Pehlivan
Pehlivanlık
olgusu, Türkler için önemli bir kültürel kimlik unsurudur.
“Pehlivan”
kelimesi Farsça bir kelime olup Burhan-ı
Katı'da; yürekli, cesur, zabit, vali, iri vücutlu ve doğru sözlü kimseye de
pehlivan denildiği yazılmaktadır.
Osmanlı'nın
ilk dönem edipleri pehlivan kelimesini Selçukluda olduğu gibi savaş
kahramanları için de kullanmıştır. Genel olarak Türklerde pehlivanlık; güç,
yüreklilik, mertlik, centilmenlik ve güçlü bir yapı gibi bir takım özelliklerin
genel adıdır ve bu yüzden pehlivanlara toplum tarafından değer verilmiştir.
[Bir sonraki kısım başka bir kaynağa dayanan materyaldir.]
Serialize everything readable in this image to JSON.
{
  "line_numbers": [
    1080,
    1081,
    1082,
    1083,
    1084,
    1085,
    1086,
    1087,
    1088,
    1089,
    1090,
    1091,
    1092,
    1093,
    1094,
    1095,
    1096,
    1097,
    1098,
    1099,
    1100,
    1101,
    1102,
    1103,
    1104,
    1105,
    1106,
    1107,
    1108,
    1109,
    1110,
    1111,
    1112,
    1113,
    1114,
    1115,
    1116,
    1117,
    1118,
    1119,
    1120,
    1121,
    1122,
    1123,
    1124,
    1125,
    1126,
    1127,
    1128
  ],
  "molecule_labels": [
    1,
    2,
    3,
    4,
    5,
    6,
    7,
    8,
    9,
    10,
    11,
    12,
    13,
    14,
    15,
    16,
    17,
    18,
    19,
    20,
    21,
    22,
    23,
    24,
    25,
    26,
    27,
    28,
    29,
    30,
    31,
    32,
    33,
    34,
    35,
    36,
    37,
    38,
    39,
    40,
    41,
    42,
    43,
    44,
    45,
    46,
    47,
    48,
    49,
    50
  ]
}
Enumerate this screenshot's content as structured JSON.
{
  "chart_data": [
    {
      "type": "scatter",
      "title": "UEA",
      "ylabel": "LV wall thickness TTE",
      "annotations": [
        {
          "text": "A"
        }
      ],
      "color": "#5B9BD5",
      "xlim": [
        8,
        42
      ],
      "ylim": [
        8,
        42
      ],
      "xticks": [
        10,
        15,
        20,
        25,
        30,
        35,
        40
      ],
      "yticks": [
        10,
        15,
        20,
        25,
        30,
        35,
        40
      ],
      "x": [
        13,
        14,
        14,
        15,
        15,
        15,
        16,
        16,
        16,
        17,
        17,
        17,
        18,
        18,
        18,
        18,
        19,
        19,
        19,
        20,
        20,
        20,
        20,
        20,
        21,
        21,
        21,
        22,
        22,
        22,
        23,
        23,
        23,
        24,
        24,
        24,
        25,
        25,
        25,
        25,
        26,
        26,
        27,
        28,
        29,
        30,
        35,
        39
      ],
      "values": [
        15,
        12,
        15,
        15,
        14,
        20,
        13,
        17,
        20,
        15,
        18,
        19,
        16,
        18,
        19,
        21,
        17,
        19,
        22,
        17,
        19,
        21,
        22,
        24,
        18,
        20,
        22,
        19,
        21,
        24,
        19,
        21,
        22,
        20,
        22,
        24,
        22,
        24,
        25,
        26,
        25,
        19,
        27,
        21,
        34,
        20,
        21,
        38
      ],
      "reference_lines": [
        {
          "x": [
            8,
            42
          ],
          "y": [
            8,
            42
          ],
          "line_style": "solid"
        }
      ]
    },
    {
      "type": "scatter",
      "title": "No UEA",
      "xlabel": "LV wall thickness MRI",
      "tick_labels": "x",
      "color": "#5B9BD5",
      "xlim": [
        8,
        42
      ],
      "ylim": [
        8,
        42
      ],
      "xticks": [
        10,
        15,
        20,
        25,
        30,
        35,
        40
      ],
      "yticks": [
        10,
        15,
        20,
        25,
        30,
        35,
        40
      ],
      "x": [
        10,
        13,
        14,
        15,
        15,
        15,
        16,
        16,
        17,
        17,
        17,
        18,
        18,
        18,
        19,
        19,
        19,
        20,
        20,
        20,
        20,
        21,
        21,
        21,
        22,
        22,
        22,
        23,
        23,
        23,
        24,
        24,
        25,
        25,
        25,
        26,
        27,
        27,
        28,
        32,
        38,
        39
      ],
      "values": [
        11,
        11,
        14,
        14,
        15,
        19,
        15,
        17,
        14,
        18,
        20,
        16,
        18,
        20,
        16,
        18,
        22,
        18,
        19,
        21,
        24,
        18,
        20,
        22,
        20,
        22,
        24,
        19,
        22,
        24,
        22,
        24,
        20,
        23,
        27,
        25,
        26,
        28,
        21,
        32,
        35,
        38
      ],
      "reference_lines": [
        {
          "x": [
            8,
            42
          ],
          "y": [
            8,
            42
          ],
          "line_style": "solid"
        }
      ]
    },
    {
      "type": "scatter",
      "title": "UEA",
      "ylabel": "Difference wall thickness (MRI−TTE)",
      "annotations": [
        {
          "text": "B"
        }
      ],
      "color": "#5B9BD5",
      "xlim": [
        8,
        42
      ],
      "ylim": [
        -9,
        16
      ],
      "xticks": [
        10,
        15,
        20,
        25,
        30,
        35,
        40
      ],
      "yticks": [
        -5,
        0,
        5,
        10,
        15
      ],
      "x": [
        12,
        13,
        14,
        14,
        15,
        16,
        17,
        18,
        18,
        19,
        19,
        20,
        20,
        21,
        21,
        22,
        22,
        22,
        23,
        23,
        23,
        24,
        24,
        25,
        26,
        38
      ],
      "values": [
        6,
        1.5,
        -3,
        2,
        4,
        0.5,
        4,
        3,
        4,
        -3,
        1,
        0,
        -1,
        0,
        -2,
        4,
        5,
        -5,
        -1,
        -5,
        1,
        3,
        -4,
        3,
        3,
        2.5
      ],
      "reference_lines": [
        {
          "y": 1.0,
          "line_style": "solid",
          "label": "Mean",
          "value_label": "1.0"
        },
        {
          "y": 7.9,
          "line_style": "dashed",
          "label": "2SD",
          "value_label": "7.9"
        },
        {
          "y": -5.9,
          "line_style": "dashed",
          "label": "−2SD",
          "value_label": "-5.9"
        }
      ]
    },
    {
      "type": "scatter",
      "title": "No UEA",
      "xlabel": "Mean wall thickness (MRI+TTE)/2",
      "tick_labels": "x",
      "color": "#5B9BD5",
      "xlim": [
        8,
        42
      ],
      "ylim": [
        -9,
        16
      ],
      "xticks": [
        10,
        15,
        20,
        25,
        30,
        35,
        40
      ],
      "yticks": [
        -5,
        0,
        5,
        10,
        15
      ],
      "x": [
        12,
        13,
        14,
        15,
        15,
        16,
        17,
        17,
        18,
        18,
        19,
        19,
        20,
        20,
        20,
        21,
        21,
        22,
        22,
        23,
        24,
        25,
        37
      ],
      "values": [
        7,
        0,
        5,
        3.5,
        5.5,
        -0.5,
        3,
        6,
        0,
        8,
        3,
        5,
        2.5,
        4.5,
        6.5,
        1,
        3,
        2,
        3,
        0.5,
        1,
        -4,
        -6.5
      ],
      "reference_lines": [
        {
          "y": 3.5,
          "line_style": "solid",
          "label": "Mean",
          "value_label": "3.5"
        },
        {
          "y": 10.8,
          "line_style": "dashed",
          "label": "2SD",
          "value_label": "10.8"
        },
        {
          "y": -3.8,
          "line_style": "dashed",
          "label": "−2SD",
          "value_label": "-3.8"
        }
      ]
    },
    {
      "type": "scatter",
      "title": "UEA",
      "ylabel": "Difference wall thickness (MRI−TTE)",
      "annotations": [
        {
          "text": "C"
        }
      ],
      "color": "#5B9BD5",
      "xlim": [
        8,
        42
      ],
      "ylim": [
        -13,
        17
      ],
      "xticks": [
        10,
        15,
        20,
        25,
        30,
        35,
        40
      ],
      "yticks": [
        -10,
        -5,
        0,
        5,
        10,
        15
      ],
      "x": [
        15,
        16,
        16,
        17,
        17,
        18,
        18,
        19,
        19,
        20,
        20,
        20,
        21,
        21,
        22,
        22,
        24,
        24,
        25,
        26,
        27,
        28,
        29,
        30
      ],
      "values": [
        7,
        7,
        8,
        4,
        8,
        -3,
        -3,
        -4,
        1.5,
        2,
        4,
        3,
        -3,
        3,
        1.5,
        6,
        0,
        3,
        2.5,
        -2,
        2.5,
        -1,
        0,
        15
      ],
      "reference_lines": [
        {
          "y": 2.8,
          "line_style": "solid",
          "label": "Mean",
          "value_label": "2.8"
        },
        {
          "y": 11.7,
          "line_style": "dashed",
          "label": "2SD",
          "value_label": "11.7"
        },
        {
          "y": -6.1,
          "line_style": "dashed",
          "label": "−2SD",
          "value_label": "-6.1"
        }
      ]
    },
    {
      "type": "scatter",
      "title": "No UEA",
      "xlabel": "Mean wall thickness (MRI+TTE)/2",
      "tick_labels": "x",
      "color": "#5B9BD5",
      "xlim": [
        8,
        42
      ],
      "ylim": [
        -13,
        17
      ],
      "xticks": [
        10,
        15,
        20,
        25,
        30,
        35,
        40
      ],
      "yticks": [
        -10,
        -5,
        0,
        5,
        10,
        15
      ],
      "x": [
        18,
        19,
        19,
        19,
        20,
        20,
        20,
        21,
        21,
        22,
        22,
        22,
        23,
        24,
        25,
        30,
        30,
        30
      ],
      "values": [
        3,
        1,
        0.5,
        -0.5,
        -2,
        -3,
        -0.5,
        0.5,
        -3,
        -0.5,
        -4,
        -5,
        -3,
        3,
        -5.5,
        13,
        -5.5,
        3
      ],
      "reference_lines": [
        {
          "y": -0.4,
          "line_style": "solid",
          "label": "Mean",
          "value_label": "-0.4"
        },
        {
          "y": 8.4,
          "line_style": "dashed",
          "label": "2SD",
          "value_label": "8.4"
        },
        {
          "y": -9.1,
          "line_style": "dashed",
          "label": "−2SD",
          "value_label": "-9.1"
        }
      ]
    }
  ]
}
Türklerde her isteyen pehlivan unvanını alamazdı. Bunun için rakiplerini
yenmesinin yanında, ustaların ve hakemlerin de oy birliği ile onay vermesi gerekmekteydi.
Kırkpınar'da yağlı güreşlere katılan tüm güreşçilere “Pehlivan” denir. Pehlivanlar, usta-çırak geleneği içinde yetişir. Kırkpınar Yağlı Güreşleri’nde boylarına göre dereceye giren pehlivanlara verilen ödüllerin yanı sıra en centilmen ve en iyi peşrev atan pehlivanlara da ödül verilmektedir.
Kırkpınar Yağlı Güreşleri’nde başpehlivan seçilen pehlivan “Türkiye Başpehlivanı” olur ve altın kemerin bir yıllık sahibi olur. Arka arkaya üç yıl “Başpehlivanlığı” kazanan pehlivan, altın kemerin ömür boyu sahibi olur.
Kırkpınar Yağlı Güreşleri’nin Cumhuriyet öncesi başpehlivanlarını şöyle sıralayabiliriz:
Başta Kel Aliço olmak üzere Hamlacı Sarı Hüseyin, Hamlacı Yakup, Pomak Deli Murat, Pomak Osman, Suyolcu Mehmet Pehlivan, Koca Yusuf, Katrancı Aliço'nun çırağı Adalı Halil, Cihan Şampiyonu Kara Ahmet, Filiz Nurullah, Kurtdereli Mehmet Pehlivan, Bursalı Koca Rüstem, Makarnacı Hüseyin, Çolak Mümin Pehlivan, Yürük (Yörük) Ali Pehlivan, Hergeleci İbrahim, Çorumlu Zeynel, Karagöz Ali Pehlivan.
Cumhuriyet öncesi tespit edilebilen en uzun süreyle başpehlivan olan güreşçi, Kel Aliço'dur. 1863 yılından 1890 yılına kadar tam 27 yıl Kırkpınar Yağlı Güreşleri’nde Başpehlivan olmuştur.